11. Qual a diferença entre negociação e pechincha?
Negociação é o processo de buscar objetivos. Pechincha é uma tática de negociação, também conhecida como mordida, consiste em querer obter alguma coisa sem dar nada em troca. Geralmente, essas coisas não têm grande valor em relação ao tamanho do que está sendo negociado, por exemplo, ao comprar um terno, pedir uma gravata ou um lenço como brinde. A pechincha é uma tática do comprador. A contrapartida do vendedor é o acréscimo. Compra-se alguma coisa e depois se determina que no preço devem ser inclusos o frete, a instalação e alguns acessórios.

12. Qual a diferença entre negociação emocional e racional?
Uma negociação emocional é aquela em que o foco inicial é criar um estado mental fraco de recursos, no outro negociador, para poder manipula-lo. Esse tipo de negociação faz com que o outro negociador perca a capacidade de avaliar criticamente uma situação, só percebendo seus equívocos depois que a negociação está terminada e que não há mais tempo para corrigir um erro cometido. Existem muitas táticas emocionais, entre elas: ameaças, menosprezo, bom sujeito, mau sujeito e coitadinho. Coitadinho é uma tática que visa provocar o sentimento de culpa no outro negociador. Há negociadores que chegam a chorar para que o outro sinta pena e se desestabilize. A negociação racional é aquela em que se busca tomar as melhores decisões, de forma a maximizar os interesses, ou seja, a relação custo/benefício. Uma das habilidades fundamentais, nesse caso, é a de conhecer o processo decisório. Buscamos, com isso, chegar ao melhor acordo possível e não ficar contente com um acordo sem qualidade e comprometimento. Para negociar racionalmente, também é preciso conhecer todos os tipos de procedimentos irracionais, como: ficar comprometido com uma decisão, não sabendo identificar se está certa ou errada, ou uma vez constado um erro, em vez de corrigir, ficar defendo o equívoco em função do v.o.a. ? vaidade, orgulho e arrogância. Ou ficar preso a um investimento passado que não deu certo e gastar mais para tentar reverter o fracasso. Outra coisa é não saber identificar o que é relevante, esquecendo o ?princípio de pareto? ou dos 20/80, e que existem poucas coisas relevantes e muitas triviais. Em suma, um dos pontos básicos da negociação racional é que para ter um resultado superior é preciso de compreensão e ação superiores.

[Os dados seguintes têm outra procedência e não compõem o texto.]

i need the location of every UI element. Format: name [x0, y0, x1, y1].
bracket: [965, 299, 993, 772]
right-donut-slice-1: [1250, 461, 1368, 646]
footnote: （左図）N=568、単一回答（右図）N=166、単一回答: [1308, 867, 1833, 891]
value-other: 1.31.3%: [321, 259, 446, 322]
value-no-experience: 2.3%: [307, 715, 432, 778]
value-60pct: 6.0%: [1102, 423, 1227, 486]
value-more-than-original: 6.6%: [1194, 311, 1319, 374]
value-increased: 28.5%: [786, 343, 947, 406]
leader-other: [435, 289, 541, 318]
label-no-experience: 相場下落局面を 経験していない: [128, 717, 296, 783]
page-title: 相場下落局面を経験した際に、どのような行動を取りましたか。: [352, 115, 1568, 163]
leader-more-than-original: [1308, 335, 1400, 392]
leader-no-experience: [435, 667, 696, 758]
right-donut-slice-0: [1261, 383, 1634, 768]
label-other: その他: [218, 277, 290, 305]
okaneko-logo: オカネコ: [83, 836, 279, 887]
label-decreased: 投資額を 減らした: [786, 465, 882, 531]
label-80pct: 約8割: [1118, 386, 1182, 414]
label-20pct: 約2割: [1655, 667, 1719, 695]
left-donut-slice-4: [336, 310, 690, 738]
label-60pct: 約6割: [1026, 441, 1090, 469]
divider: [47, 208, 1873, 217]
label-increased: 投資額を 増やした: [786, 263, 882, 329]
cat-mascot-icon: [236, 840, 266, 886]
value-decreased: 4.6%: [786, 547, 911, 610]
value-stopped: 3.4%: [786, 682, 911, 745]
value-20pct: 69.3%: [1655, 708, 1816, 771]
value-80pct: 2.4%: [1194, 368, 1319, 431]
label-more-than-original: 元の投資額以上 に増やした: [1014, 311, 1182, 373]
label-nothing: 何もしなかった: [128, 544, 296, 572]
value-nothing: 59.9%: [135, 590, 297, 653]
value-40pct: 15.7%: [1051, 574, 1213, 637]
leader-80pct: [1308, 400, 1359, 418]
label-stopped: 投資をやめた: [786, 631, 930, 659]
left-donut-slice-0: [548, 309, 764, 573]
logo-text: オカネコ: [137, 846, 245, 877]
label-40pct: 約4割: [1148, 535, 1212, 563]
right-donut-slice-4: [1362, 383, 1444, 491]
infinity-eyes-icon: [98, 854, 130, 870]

13. Fechamento é sinônimo de boa negociação?
De forma alguma. Primeiro porque a negociação não acaba quando o acordo foi fechado, sim quando foi cumprido. Assim, o que foi acertado pode ser uma coisa e o que foi cumprido outra. Às vezes, pode ser preferível o impasse. Constata-se que os negociadores costumam ter receio de impasses e acabam fazendo concessões indevidas. O fechamento é um ponto importante para uma negociação se o acordo foi bem-definido, ou seja, se todos os pontos importantes fazem parte dele e se os dois lados entenderam a mesma coisa. Há vezes em que um dos lados sai da negociação achando que o acordo foi um e o outro tem um entendimento diferente. Outro ponto importante para que o fechamento signifique uma boa negociação é que as partes tenham os seus interesses atendidos e que, acima de tudo, se comprometam em cumprir o que foi acordado.